Personal information
- Full name: Daryl Vernon
- Born: 9 June 1960 (age 66)
- Original team: Essex Heights
- Height: 175 cm (5 ft 9 in)
- Weight: 76 kg (168 lb)

Playing career^{1}
- Years: Club / Games (Goals)
- 1981, 1985: Richmond / 09 (3)
- 1983–1984: Sydney Swans / 08 (2)
- Total:  / 17 (5)
- ^{1} Playing statistics correct to the end of 1985.

= Daryl Vernon =

Australian rules footballer (born 1960)

Daryl Vernon (born 9 June 1960) is a former Australian rules footballer who played with Richmond and the Sydney Swans in the Victorian Football League (VFL) during the 1980s.

A rover from Essex Heights, Vernon made four senior appearances for Richmond in the 1981 VFL season.
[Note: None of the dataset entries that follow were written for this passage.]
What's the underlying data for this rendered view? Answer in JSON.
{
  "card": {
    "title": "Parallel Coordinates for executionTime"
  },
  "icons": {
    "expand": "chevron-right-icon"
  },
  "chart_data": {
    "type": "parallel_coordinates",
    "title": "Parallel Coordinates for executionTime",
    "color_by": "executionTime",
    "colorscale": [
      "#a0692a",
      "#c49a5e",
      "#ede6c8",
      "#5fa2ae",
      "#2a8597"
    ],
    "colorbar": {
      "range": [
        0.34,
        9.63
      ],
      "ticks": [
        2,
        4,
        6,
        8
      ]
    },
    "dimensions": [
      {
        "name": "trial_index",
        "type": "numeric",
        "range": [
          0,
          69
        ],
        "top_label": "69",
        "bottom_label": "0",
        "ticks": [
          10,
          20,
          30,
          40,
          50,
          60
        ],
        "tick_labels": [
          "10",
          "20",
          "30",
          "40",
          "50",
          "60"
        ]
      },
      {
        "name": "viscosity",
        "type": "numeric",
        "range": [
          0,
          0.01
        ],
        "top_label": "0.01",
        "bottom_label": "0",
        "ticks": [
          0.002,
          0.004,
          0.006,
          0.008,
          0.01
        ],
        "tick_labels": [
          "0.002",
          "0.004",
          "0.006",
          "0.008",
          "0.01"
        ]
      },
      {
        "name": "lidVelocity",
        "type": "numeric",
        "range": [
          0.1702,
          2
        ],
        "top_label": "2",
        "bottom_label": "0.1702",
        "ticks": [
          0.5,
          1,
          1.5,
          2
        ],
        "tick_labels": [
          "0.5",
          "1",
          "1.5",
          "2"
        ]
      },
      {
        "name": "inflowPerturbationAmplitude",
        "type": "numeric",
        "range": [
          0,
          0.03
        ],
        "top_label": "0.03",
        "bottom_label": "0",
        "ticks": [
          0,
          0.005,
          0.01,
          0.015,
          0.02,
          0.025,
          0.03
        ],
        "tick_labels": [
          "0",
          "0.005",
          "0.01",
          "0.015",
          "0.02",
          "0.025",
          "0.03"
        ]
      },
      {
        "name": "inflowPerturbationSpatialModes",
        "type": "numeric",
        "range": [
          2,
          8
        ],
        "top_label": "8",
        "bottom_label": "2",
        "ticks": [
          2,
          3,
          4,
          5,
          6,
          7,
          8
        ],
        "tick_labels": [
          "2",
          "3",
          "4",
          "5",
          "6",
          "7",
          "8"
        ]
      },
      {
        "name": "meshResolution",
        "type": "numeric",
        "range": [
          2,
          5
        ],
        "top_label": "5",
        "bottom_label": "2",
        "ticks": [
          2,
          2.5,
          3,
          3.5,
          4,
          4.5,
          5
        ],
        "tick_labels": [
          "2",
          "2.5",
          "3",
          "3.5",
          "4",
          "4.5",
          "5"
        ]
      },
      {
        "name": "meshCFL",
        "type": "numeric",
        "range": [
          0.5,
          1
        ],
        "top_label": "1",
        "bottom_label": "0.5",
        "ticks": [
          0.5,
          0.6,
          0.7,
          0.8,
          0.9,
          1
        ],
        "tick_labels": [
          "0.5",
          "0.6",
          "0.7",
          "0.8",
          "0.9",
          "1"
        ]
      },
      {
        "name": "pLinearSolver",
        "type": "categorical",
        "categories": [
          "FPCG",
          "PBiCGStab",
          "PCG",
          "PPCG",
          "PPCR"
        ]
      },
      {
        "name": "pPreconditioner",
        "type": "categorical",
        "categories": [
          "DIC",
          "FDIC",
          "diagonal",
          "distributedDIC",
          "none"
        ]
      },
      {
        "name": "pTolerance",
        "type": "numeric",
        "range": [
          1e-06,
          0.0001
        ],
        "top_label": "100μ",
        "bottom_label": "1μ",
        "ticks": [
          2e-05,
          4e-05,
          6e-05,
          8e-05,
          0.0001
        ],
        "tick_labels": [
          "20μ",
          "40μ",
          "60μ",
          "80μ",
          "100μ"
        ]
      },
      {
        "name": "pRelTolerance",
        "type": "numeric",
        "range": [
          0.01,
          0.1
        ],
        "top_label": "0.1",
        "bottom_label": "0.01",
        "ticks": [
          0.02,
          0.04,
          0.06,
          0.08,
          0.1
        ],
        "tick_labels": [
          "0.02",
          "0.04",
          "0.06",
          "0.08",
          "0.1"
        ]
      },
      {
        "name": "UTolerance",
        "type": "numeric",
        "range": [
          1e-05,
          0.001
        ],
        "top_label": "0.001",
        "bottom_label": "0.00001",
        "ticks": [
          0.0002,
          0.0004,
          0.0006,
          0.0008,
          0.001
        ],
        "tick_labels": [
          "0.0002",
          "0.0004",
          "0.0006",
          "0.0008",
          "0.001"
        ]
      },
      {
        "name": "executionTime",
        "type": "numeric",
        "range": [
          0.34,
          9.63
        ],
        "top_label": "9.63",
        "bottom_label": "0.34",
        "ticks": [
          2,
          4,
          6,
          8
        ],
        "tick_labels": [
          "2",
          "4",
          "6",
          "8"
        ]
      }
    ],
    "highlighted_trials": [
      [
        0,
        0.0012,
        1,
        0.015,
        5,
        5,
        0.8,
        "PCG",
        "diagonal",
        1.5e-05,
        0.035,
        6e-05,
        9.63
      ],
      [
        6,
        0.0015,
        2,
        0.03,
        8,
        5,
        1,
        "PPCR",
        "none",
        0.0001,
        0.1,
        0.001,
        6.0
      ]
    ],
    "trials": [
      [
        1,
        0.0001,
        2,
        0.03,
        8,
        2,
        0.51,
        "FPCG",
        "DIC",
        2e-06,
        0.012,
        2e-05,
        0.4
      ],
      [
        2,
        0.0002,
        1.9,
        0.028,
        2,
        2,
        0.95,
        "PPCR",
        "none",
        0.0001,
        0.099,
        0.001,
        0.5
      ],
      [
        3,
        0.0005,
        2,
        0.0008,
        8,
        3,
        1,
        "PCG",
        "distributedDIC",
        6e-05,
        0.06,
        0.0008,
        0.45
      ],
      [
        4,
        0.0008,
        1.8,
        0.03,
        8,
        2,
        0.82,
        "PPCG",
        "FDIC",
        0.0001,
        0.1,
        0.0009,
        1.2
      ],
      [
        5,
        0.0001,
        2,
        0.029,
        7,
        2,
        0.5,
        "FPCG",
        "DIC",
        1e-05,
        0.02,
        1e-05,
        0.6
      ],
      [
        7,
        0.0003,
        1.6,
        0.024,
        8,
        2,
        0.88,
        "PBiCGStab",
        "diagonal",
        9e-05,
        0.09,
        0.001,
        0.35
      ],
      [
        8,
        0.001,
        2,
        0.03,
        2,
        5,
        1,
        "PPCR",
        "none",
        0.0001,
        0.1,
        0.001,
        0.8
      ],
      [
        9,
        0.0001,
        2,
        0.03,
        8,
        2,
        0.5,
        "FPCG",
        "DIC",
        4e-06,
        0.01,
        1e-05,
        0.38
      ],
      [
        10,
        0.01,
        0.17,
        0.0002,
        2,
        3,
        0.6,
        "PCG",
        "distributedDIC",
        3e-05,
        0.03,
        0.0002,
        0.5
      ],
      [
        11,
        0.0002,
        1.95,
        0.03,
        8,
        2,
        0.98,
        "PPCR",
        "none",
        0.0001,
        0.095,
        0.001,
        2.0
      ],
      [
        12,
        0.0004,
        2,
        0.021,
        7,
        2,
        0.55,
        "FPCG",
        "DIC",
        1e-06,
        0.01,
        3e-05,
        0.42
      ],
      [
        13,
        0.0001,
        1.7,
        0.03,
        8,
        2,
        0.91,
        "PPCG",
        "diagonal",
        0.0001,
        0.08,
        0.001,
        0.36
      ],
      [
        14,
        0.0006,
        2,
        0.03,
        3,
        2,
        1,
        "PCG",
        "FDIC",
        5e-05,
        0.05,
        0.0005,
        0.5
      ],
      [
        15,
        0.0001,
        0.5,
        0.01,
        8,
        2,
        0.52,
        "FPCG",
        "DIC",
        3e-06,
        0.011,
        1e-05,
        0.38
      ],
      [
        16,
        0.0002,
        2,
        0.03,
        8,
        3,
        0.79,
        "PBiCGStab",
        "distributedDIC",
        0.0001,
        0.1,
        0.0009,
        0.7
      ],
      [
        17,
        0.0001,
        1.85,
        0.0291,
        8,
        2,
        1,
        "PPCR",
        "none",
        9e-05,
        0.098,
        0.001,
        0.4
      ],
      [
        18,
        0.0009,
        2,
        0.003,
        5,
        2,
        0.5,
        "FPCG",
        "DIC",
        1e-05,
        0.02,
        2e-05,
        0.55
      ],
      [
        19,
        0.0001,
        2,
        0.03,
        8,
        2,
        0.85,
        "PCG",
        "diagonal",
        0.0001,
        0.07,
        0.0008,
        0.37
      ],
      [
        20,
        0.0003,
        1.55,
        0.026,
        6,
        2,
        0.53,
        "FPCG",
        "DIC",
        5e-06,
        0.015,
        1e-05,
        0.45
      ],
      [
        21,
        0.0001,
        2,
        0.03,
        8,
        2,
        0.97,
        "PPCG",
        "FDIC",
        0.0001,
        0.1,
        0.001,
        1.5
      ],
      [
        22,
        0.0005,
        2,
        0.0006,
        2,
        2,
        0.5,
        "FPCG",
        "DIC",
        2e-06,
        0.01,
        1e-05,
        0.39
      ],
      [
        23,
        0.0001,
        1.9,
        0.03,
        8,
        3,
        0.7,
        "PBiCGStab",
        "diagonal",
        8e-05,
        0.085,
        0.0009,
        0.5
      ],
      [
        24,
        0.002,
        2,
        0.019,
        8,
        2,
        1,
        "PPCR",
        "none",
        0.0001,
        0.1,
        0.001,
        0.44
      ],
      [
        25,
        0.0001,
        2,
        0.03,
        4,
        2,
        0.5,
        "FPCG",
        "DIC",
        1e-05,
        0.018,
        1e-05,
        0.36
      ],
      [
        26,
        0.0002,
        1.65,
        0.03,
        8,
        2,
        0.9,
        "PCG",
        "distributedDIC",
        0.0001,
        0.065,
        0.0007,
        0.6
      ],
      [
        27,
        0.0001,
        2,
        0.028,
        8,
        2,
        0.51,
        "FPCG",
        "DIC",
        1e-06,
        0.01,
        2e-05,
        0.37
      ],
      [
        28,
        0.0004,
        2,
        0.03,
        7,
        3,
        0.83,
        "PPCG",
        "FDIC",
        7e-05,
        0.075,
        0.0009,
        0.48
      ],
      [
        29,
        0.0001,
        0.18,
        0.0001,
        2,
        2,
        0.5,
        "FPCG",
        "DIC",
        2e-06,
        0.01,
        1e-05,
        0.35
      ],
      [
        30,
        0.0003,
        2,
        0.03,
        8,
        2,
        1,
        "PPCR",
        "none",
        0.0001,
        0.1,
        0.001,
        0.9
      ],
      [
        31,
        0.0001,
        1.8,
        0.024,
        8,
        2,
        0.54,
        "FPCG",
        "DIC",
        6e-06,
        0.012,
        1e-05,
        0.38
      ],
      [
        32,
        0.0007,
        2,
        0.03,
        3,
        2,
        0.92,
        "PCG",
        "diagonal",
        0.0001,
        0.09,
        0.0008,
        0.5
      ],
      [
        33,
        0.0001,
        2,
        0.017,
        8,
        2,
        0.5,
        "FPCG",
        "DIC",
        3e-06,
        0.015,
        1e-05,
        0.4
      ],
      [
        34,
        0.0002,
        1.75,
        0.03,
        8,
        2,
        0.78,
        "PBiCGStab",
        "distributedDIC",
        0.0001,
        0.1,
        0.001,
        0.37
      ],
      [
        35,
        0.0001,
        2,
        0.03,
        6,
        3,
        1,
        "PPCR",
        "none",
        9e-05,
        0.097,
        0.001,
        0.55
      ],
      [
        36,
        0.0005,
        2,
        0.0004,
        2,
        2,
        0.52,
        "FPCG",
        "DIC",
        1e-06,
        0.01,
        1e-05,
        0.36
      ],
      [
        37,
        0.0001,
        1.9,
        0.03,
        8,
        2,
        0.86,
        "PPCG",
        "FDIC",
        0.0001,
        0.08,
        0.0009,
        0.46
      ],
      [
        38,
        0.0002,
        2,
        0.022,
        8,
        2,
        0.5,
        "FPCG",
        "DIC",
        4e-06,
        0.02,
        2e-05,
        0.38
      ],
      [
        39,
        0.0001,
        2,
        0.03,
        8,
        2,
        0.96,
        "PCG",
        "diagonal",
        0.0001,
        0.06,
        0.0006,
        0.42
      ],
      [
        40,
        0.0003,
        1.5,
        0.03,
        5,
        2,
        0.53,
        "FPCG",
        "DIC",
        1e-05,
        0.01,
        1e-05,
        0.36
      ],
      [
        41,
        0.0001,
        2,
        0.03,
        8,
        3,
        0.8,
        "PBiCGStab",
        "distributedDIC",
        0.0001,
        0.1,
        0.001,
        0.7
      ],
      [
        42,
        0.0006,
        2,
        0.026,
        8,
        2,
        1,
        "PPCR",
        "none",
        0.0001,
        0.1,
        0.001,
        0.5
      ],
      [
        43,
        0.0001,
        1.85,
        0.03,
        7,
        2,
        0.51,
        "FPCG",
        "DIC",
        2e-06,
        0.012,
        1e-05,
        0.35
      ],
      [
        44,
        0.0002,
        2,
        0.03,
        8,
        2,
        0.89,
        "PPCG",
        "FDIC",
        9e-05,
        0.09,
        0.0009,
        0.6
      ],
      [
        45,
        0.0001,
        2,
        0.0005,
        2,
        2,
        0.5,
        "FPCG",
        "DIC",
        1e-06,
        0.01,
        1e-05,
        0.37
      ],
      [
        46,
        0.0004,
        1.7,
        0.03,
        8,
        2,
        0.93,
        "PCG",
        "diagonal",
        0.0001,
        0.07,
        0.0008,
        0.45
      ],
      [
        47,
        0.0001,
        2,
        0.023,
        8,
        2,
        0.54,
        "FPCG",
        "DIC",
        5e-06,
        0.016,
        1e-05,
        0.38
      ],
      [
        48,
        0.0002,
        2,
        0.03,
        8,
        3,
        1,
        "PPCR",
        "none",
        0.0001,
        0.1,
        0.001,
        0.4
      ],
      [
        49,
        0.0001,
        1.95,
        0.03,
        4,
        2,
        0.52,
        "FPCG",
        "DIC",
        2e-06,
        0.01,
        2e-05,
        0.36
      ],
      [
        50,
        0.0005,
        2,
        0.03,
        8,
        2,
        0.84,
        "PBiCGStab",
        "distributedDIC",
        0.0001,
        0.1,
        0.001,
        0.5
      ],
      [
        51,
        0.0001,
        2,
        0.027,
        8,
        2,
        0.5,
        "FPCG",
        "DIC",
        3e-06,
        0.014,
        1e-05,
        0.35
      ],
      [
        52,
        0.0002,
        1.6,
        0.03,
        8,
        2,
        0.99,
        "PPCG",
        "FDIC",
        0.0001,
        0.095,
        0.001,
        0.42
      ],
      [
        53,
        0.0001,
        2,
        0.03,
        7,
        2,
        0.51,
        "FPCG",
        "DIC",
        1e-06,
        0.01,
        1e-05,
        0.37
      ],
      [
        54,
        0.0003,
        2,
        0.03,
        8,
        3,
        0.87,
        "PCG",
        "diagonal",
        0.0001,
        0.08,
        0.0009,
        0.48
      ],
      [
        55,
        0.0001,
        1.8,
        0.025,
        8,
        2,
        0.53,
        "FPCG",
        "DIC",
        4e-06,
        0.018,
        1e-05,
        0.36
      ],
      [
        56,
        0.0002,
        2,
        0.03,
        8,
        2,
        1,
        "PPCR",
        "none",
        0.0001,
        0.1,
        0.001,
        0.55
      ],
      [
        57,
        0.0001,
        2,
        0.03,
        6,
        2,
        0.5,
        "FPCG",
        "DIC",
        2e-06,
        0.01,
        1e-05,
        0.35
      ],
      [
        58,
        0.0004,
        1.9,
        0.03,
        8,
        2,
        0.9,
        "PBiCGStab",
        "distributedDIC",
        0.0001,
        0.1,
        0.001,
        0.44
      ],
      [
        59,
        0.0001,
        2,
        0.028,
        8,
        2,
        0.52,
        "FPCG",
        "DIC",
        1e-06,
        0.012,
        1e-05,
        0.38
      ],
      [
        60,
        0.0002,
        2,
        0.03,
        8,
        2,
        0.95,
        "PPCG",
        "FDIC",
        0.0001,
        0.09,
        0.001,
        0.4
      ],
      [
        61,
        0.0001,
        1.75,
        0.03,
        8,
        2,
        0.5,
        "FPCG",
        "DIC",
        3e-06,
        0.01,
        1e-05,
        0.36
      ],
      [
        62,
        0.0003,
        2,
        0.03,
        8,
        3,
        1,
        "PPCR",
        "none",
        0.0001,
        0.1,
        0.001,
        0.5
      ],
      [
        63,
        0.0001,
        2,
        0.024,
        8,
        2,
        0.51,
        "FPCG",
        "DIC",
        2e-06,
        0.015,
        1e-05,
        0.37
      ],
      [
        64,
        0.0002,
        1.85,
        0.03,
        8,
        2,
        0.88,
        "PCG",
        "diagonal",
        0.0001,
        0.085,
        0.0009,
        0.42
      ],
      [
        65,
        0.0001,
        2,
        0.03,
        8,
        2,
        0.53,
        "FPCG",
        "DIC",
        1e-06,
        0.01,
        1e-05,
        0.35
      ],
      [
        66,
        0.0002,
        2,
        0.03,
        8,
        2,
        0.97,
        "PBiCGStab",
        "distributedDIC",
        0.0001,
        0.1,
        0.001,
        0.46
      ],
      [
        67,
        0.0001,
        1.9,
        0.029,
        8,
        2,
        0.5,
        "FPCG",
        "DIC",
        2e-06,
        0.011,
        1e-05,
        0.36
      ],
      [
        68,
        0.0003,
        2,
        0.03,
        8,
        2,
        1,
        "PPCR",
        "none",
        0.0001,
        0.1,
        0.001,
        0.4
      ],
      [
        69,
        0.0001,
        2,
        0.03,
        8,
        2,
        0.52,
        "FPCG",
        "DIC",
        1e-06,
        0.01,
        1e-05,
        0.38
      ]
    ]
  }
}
He performed well in the reserves that year and shared the Gardiner Medal with Geelong's Malcolm Reed.

He spent 1982 in Western Australia, where he played for Western Australian Football League (WAFL) club South Fremantle.

Vernon returned to the VFL in 1983 and signed with the Sydney Swans, who had relocated from South Melbourne the previous year. He played in the opening four rounds of the season and averaged 18 disposals, but didn't feature again until he played another four games early in the 1984 VFL season.

He was back at Richmond in 1985 and in his third game of the season, against Melbourne at the MCG, Vernon starred with 30 disposals, an effort which earned him three Brownlow Medal votes. Picked just twice more that year, Vernon left Richmond and captained Springvale in the 1986 Victorian Football Association season. He was a member of their premiership winning team in 1987 and won the Norm Goss Memorial Medal for his grand final performance against Port Melbourne, before retiring at the end of 1988.